知恵蔵 「ヨーロッパ選手権」の解説
ヨーロッパ選手権
1960年にフランス・サッカー協会事務局長アンリ・ドロネーの呼びかけにより、フランスで第1回大会が開催された。この大会には17カ国が参加し、ソ連が優勝したが、西ドイツ、イタリアなどの強豪国の不参加や、社会主義国との対戦をボイコットするケースが発生するなどの問題があった。
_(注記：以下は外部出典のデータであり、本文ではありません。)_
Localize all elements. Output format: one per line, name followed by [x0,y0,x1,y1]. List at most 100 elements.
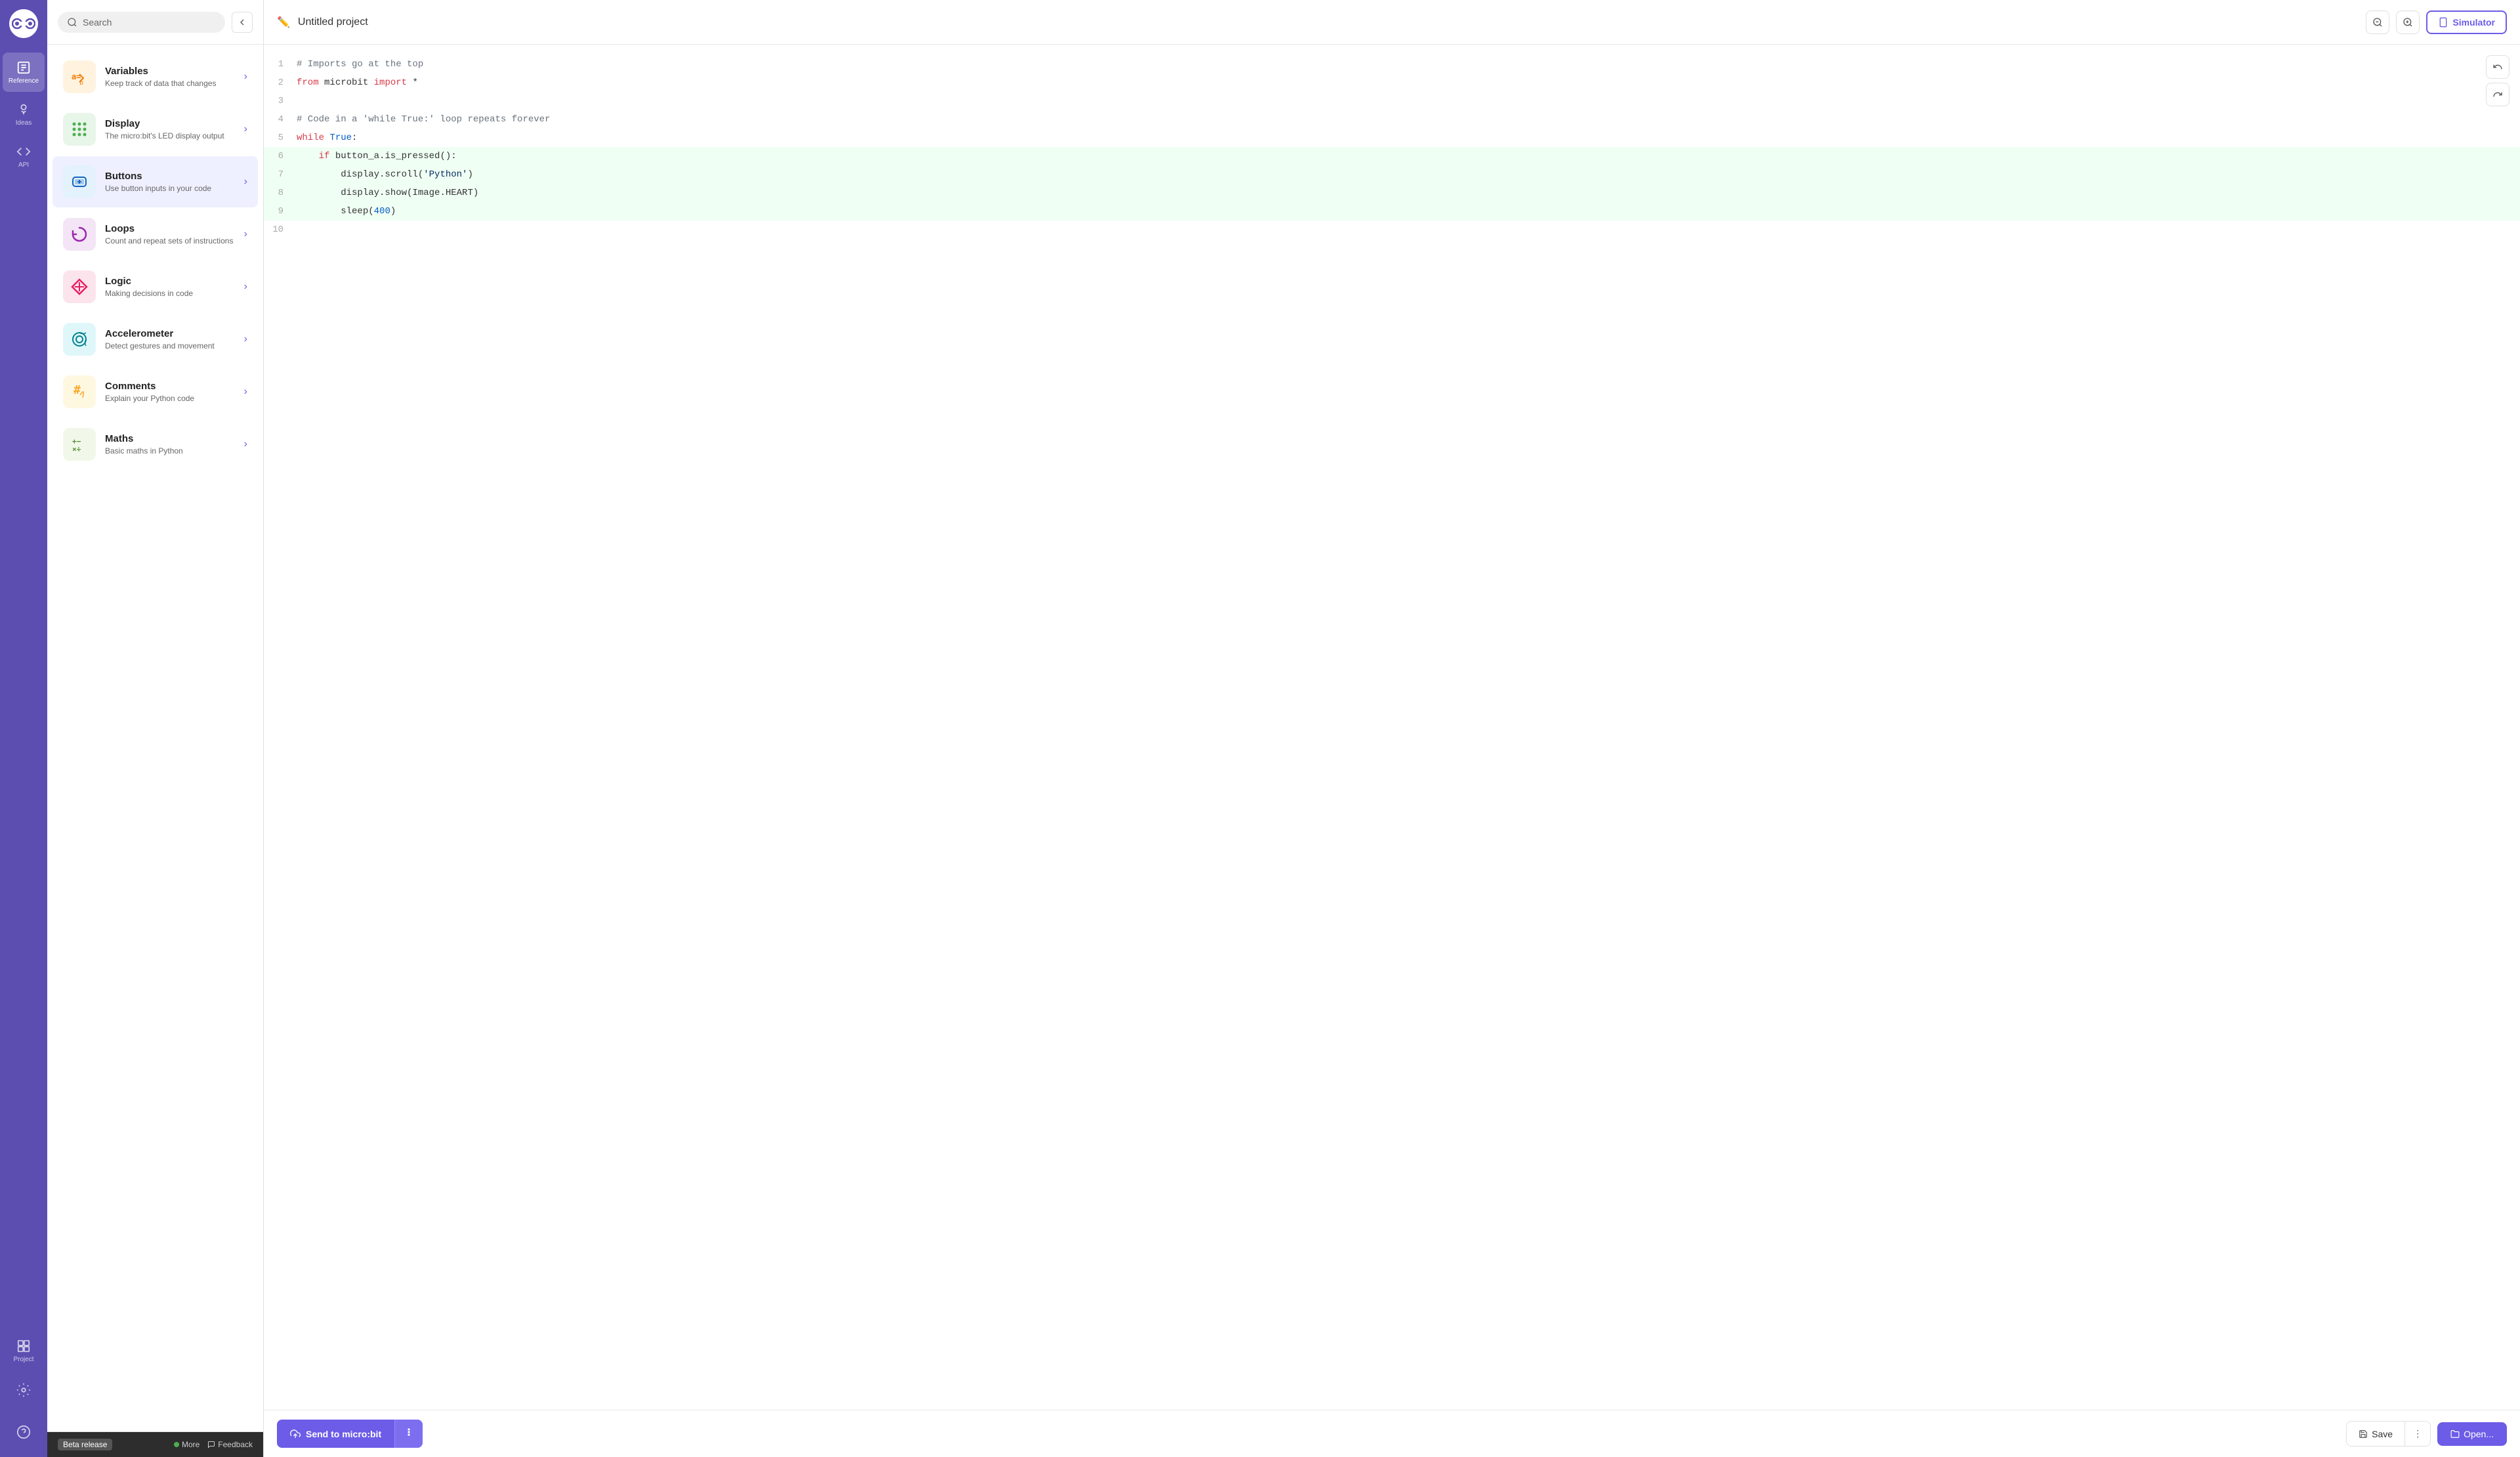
sidebar-item-reference[interactable]: Reference [3,53,45,92]
comments-arrow: › [244,386,247,398]
editor-controls [2486,55,2510,106]
line-num-10: 10 [264,221,297,238]
open-button[interactable]: Open... [2437,1422,2507,1446]
help-button[interactable] [3,1412,45,1452]
sidebar-bottom: Beta release More Feedback [47,1431,263,1457]
variables-arrow: › [244,71,247,83]
code-editor[interactable]: 1 # Imports go at the top 2 from microbi… [264,45,2520,1410]
line-content-8: display.show(Image.HEART) [297,184,478,201]
api-label: API [18,161,29,169]
feedback-icon [207,1441,215,1448]
sidebar-item-loops[interactable]: Loops Count and repeat sets of instructi… [52,209,258,260]
line-content-10 [297,221,302,238]
code-line-7: 7 display.scroll('Python') [264,165,2520,184]
accelerometer-title: Accelerometer [105,328,244,339]
loops-icon [63,218,96,251]
line-num-7: 7 [264,166,297,183]
line-content-4: # Code in a 'while True:' loop repeats f… [297,111,550,128]
collapse-button[interactable] [232,12,253,33]
buttons-arrow: › [244,176,247,188]
maths-text: Maths Basic maths in Python [105,433,244,455]
sidebar-item-comments[interactable]: # Comments Explain your Python code › [52,366,258,417]
undo-button[interactable] [2486,55,2510,79]
code-line-5: 5 while True: [264,129,2520,147]
search-box[interactable]: Search [58,12,225,33]
line-content-6: if button_a.is_pressed(): [297,148,457,165]
nav-items: Reference Ideas API Proj [3,47,45,1370]
footer-right: Save ⋮ Open... [2346,1421,2507,1446]
save-button-group: Save ⋮ [2346,1421,2431,1446]
feedback-link[interactable]: Feedback [207,1440,253,1449]
sidebar-item-project[interactable]: Project [3,1331,45,1370]
sidebar-item-logic[interactable]: Logic Making decisions in code › [52,261,258,312]
line-content-5: while True: [297,129,357,146]
maths-title: Maths [105,433,244,444]
buttons-text: Buttons Use button inputs in your code [105,171,244,193]
logo-shape [9,9,38,38]
code-line-2: 2 from microbit import * [264,74,2520,92]
logic-text: Logic Making decisions in code [105,276,244,298]
zoom-in-icon [2403,17,2413,28]
line-content-3 [297,93,302,110]
sidebar-item-variables[interactable]: a= b Variables Keep track of data that c… [52,51,258,102]
search-icon [67,17,77,28]
accelerometer-arrow: › [244,333,247,345]
line-num-9: 9 [264,203,297,220]
line-num-6: 6 [264,148,297,165]
open-icon [2450,1429,2460,1439]
send-more-icon [404,1427,413,1437]
send-button-group: Send to micro:bit [277,1420,423,1448]
save-more-button[interactable]: ⋮ [2404,1422,2430,1446]
zoom-in-button[interactable] [2396,11,2420,34]
reference-label: Reference [9,77,39,85]
accelerometer-text: Accelerometer Detect gestures and moveme… [105,328,244,350]
logo[interactable] [0,0,47,47]
buttons-desc: Use button inputs in your code [105,184,244,193]
settings-button[interactable] [3,1370,45,1410]
save-button[interactable]: Save [2347,1422,2404,1446]
main-area: ✏️ Untitled project [264,0,2520,1457]
more-link[interactable]: More [174,1440,200,1449]
project-label: Project [13,1356,33,1363]
zoom-out-icon [2372,17,2383,28]
comments-title: Comments [105,381,244,392]
sidebar-header: Search [47,0,263,45]
maths-icon: +− ×÷ [63,428,96,461]
loops-desc: Count and repeat sets of instructions [105,236,244,245]
ideas-label: Ideas [16,119,32,127]
line-num-2: 2 [264,74,297,91]
comments-icon: # [63,375,96,408]
save-icon [2359,1429,2368,1439]
sidebar-item-ideas[interactable]: Ideas [3,95,45,134]
logic-arrow: › [244,281,247,293]
zoom-out-button[interactable] [2366,11,2389,34]
variables-desc: Keep track of data that changes [105,79,244,88]
send-button[interactable]: Send to micro:bit [277,1420,394,1448]
sidebar-item-buttons[interactable]: Buttons Use button inputs in your code › [52,156,258,207]
nav-bottom [3,1370,45,1457]
redo-button[interactable] [2486,83,2510,106]
collapse-icon [237,17,247,28]
project-title[interactable]: Untitled project [298,16,368,28]
simulator-button[interactable]: Simulator [2426,11,2507,34]
display-title: Display [105,118,244,129]
line-num-5: 5 [264,129,297,146]
code-line-4: 4 # Code in a 'while True:' loop repeats… [264,110,2520,129]
sidebar-item-api[interactable]: API [3,137,45,176]
buttons-icon [63,165,96,198]
sidebar-item-accelerometer[interactable]: Accelerometer Detect gestures and moveme… [52,314,258,365]
sidebar-item-display[interactable]: Display The micro:bit's LED display outp… [52,104,258,155]
open-label: Open... [2464,1429,2494,1439]
send-more-button[interactable] [394,1420,423,1448]
logic-desc: Making decisions in code [105,289,244,298]
variables-text: Variables Keep track of data that change… [105,66,244,88]
save-label: Save [2372,1429,2393,1439]
status-dot [174,1442,179,1447]
line-num-4: 4 [264,111,297,128]
sidebar-item-maths[interactable]: +− ×÷ Maths Basic maths in Python › [52,419,258,470]
bottom-links: More Feedback [174,1440,253,1449]
variables-title: Variables [105,66,244,77]
code-line-3: 3 [264,92,2520,110]
simulator-icon [2438,17,2448,28]
line-content-1: # Imports go at the top [297,56,423,73]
以降、4年に1度、ワールドカップの中間年に開催され、68年の第3回大会からは、大会名称が現在の「ヨーロッパ選手権」となった。また、参加国数も次第に増え、96年からは、本大会出場枠が8カ国から16カ国に増やされた。世界トップレベルのヨーロッパ選手が集結し、時差などの問題がなく良いコンディションで対戦できることから、ワールドカップに匹敵する高レベルの大会と評価されるようになり、世界からの注目度も高い。
最多優勝国は、ドイツ(西ドイツ時代を含む)とスペイン(2012年大会を含む)の3回。その他、フランスが2回、オランダ、デンマーク、イタリア、チェコスロバキア、ソ連、ギリシャが各1回優勝している。
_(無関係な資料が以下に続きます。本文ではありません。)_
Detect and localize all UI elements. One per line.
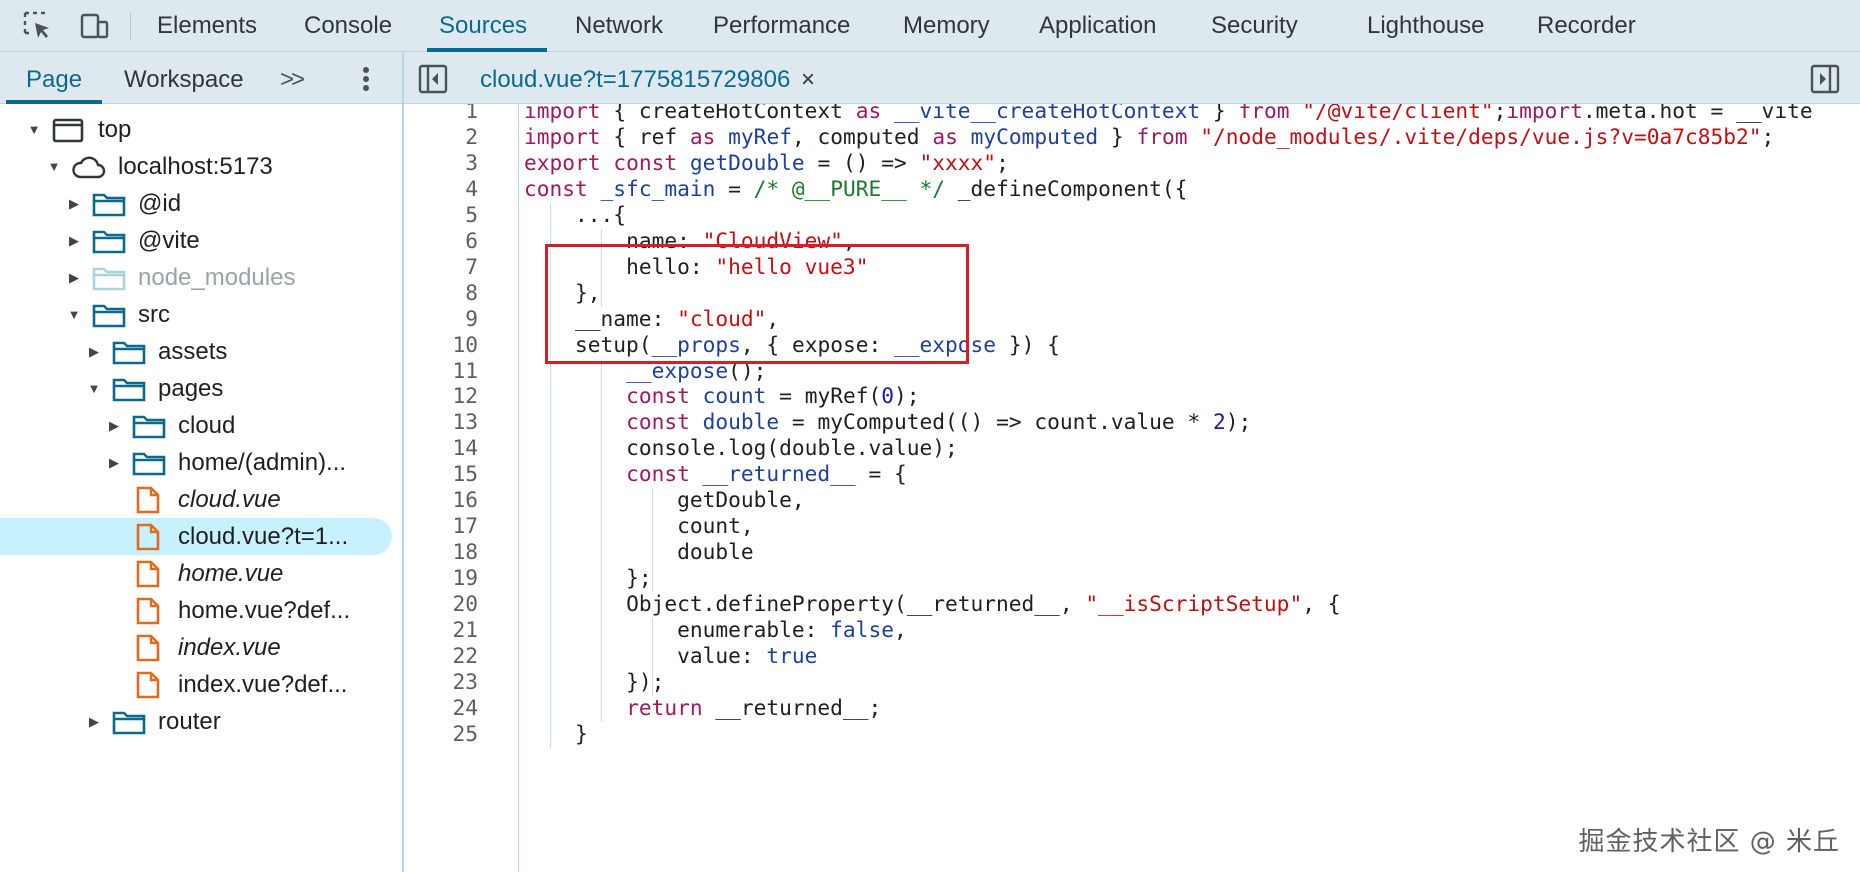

第14回となる、「EURO2012」は、ポーランドとウクライナの共同で12年6月8日から7月1日にわたり開催された。51の国と地域が参加し、前回ワールドカップ終了直後の10年8月から約1年半をかけた予選を勝ち抜いた14チームと、開催国の計16チームが出場。
7月1日にウクライナのキエフで行われた決勝では、スペインがイタリアに4-0で快勝し、史上初の2連覇と通算3度目の優勝を果たした。これで、スペインは08年の前回ヨーロッパ選手権、10年のワールドカップに続き、主要大会3連覇という前人未到の偉業も達成した。